En réalité, l’usage du modèle R1 explose sur des plateformes externes comme OpenRouter, qui propose un accès unifié à plus de 400 modèles d’intelligence artificielle (IA) provenant de plus de 60 fournisseurs. Et les entreprises chinoises déploient massivement ses modèles. Seules, les interfaces de distribution grand public – application web et API – perdent des utilisateurs, au moins à l’international. Cette dichotomie intrigue, car elle survient malgré des prix restés très bas. L’explication tient en un mot, forgé par SemiAnalysis : tokenomics.

Une économie du jeton dictée par la contrainte

La tokenomics, ou économie du jeton, désigne la façon dont les modèles sont servis, tarifés et optimisés à partir d’un équilibre entre plusieurs indicateurs de performance. Trois d’entre eux sont déterminants : la latence, c’est-à-dire le temps écoulé avant l’apparition du premier jeton ; l’interactivité, ou rapidité de génération des jetons suivants ; et la taille de la fenêtre de contexte, qui correspond à la mémoire immédiate du modèle. Ces paramètres peuvent être ajustés pour maximiser l’utilisation des ressources, quitte à détériorer l’expérience utilisateur.

Dans le cas de DeepSeek, le prix très bas du service s’explique par une latence initiale élevée, atteignant parfois plusieurs dizaines de secondes avant qu’un premier mot ne s’affiche.
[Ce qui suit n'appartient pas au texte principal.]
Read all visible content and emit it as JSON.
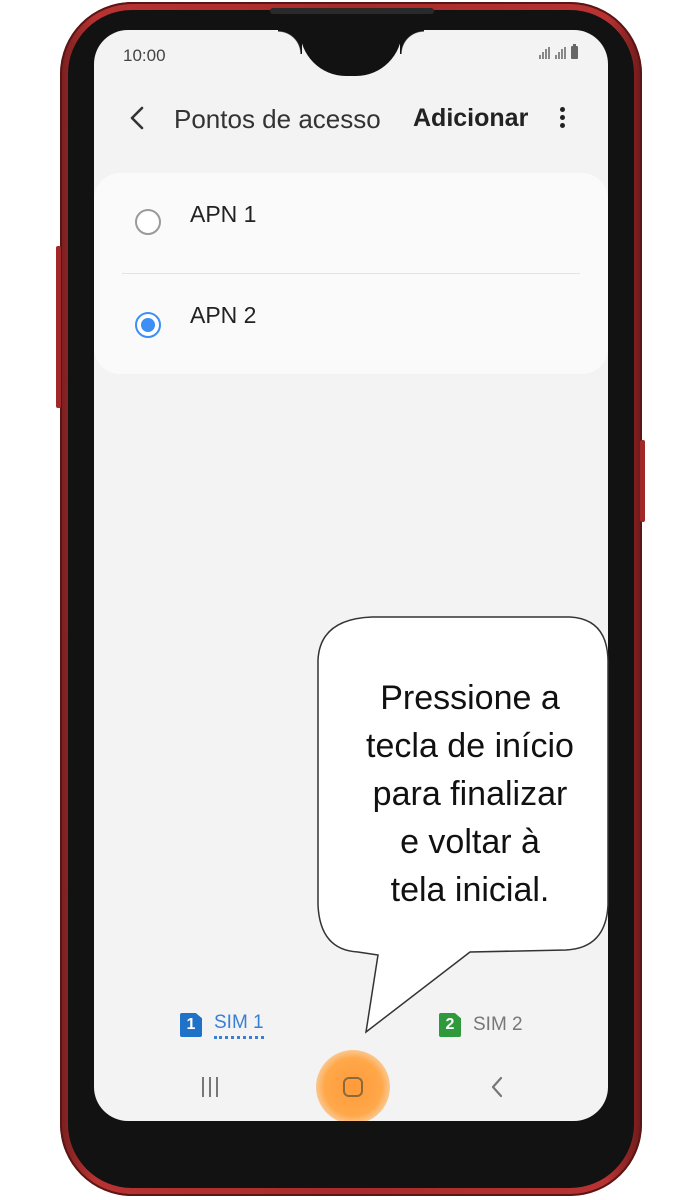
{
  "status_bar": {
    "time": "10:00"
  },
  "header": {
    "title": "Pontos de acesso",
    "add_label": "Adicionar"
  },
  "apn_list": [
    {
      "label": "APN 1",
      "selected": false
    },
    {
      "label": "APN 2",
      "selected": true
    }
  ],
  "sim_tabs": [
    {
      "badge": "1",
      "label": "SIM 1",
      "active": true
    },
    {
      "badge": "2",
      "label": "SIM 2",
      "active": false
    }
  ],
  "bubble": {
    "lines": [
      "Pressione a",
      "tecla de início",
      "para finalizar",
      "e voltar à",
      "tela inicial."
    ]
  },
  "colors": {
    "accent": "#3e8ef7",
    "phone_body": "#a82a2a",
    "highlight": "#ff9a3a",
    "sim1": "#1e73c8",
    "sim2": "#2e9a3c"
  }
}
De plus, la fenêtre de contexte est limitée à 64 000 jetons, bien en deçà des standards actuels, ce qui bride les usages en programmation ou en analyse documentaire. Enfin, l’interactivité reste faible, les jetons étant générés lentement, ce qui nuit à la fluidité des échanges.
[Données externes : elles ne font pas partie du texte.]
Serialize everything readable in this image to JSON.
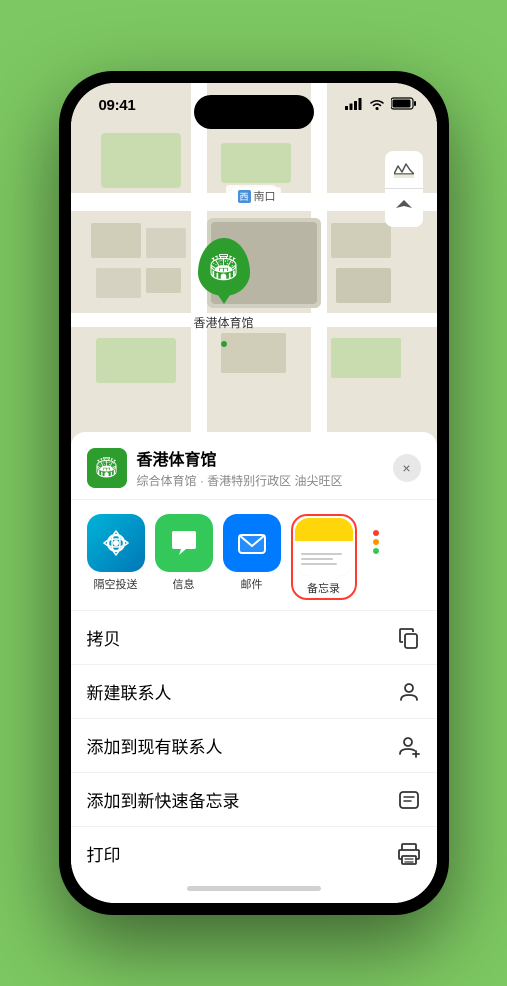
{
  "status_bar": {
    "time": "09:41",
    "signal_icon": "signal",
    "wifi_icon": "wifi",
    "battery_icon": "battery"
  },
  "map": {
    "label_north": "南口",
    "map_icon": "🗺",
    "location_icon": "⬆",
    "marker_label": "香港体育馆"
  },
  "venue_card": {
    "name": "香港体育馆",
    "subtitle": "综合体育馆 · 香港特别行政区 油尖旺区",
    "close_label": "×"
  },
  "app_icons": [
    {
      "id": "airdrop",
      "label": "隔空投送",
      "type": "airdrop"
    },
    {
      "id": "messages",
      "label": "信息",
      "type": "messages"
    },
    {
      "id": "mail",
      "label": "邮件",
      "type": "mail"
    },
    {
      "id": "notes",
      "label": "备忘录",
      "type": "notes",
      "selected": true
    }
  ],
  "actions": [
    {
      "id": "copy",
      "label": "拷贝",
      "icon": "📋"
    },
    {
      "id": "new-contact",
      "label": "新建联系人",
      "icon": "👤"
    },
    {
      "id": "add-existing",
      "label": "添加到现有联系人",
      "icon": "👤"
    },
    {
      "id": "add-notes",
      "label": "添加到新快速备忘录",
      "icon": "📝"
    },
    {
      "id": "print",
      "label": "打印",
      "icon": "🖨"
    }
  ],
  "colors": {
    "green_bg": "#7dc862",
    "marker_green": "#2d9e2d",
    "airdrop_blue": "#0077b6",
    "messages_green": "#34c759",
    "mail_blue": "#007aff",
    "notes_yellow": "#ffd60a",
    "selected_red": "#ff3b30"
  }
}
Un choix stratégique assumé

Ces compromis sont le fruit d’un choix stratégique. DeepSeek ne cherche pas à maximiser ses revenus ni à fidéliser ses utilisateurs finaux. Son objectif prioritaire est de conserver un maximum de ressources de calcul pour la recherche interne, en particulier l’entraînement de futurs modèles. L’infrastructure d’inférence – celle qui sert les utilisateurs – est volontairement sous-dimensionnée. En contrepartie, DeepSeek mise sur l’open source et sur l’hébergement par des tiers pour diffuser ses modèles et accroître leur notoriété à l’international.

SemiAnalysis compare ce positionnement à celui d’Anthropic, autre acteur majeur de l’IA, lui aussi limité par ses capacités de calcul. Pour gérer la montée en charge de ses modèles Claude, Anthropic pratique également le regroupement de requêtes sur les mêmes GPU, augmentant ainsi la latence. Toutefois, son approche est plus orientée utilisateur, comme en témoigne le succès de son outil de codage Claude Code, qui surpasse désormais les solutions équivalentes d’OpenAI.

La nouvelle métrique : l’intelligence par jeton

Les différences résident aussi dans l’efficacité par jeton. Selon SemiAnalysis, les modèles Claude nécessitent en moyenne trois fois moins de jetons pour produire des réponses comparables à celles de DeepSeek ou Gemini, un avantage qui compense en partie la lenteur d’exécution. Cette dimension – l’intelligence par jeton – devient un facteur clé dans la compétition entre modèles.

Enfin, la stratégie de DeepSeek s’inscrit dans un contexte géopolitique contraint. Les restrictions à l’exportation de matériel imposées à la Chine compliquent l’accès aux ressources de calcul nécessaires à l’inférence à grande échelle. En concentrant les ressources disponibles sur la recherche et en externalisant la diffusion, DeepSeek contourne partiellement cette limitation, au prix d’une expérience utilisateur dégradée sur ses propres services.

Ainsi, derrière les chiffres bruts de performance et de prix se cache une réalité plus nuancée : la valeur d’un modèle d’intelligence artificielle dépend autant de son intelligence par jeton que de sa stratégie de déploiement. DeepSeek a prouvé qu’il pouvait produire un modèle de pointe. Reste à savoir s’il parviendra à concilier diffusion massive et ambition scientifique dans un environnement de plus en plus concurrentiel.